And all this is why we're governed now by a minority government much further to the right of an already right-leaning population.
People in urban areas don't have the same influence with their vote, which combined with gerrymandered districts can make it look to them as if voting won't do much.
The pattern with most American cities is very predictable - an urban core that used to be poor but is now gentrified and expensive if the economy is good, patches of older suburbs near the core that tend to be lower income to middle class, and an outer exurbia (often outside the ring road, a freeway circling the city) that has most of the new job growth, the upper middle class, and the Republican voters.
Since cities like Houston, Dallas and Phoenix are being built on flat ground they follow this pattern closely, and if you are new in town, you can predict where you can find things based on it.

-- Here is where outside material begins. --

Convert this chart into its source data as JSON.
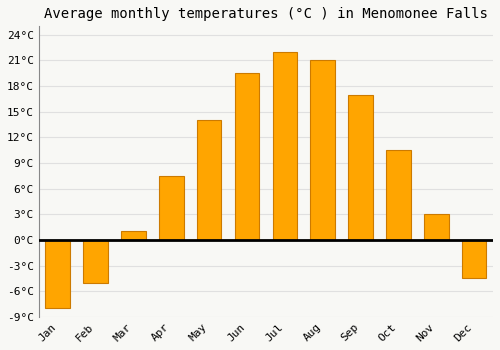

Rural economies are anything outside the exurbia and for years have had little job growth, if any, and outmigration. This concentrates the retired voters who are the base.

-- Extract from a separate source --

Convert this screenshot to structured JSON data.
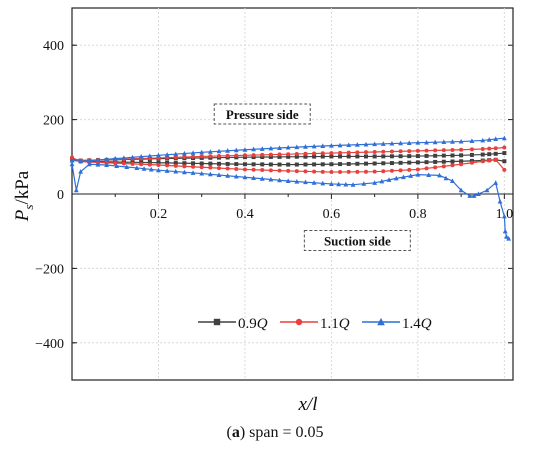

It also makes the party conflict a generational war between a home-owning older Republican voter and a young voter who has migrated away from home in search of work or education and has few assets.
I have the impression migration is less in Europe? Regions would then mean more. Here many, many middle class people live far from their parents, although that has been slowing down as real wages stagnate.
So you can pretty much predict how a neighborhood will vote if you know its racial composition and its average age, with the exception being hard core religious areas.
If I want to find liberal Dems, I look for a suburb near a university. If I want to find conservative Republicans, I head out of town. We don't have many cities with strong local personalities. There are some: for example, Salt Lake City, Philadelphia, San Antonio - but if you're looking at a liberal enclave, it's going to be pretty similar anywhere you find it.
This is part of the Republican dilemma - sensible conservatives being outnumbered by pockets of the hyper religious and the elderly. And the problem with the Democrats is the tension between multigenerational minority urban neighborhoods and nomadic, middle and upper middle class voters mostly in their own enclaves either in exurbia or the expensive gentrified core.
This situation is neatly set up to disenfranchise younger voters who lack wealth.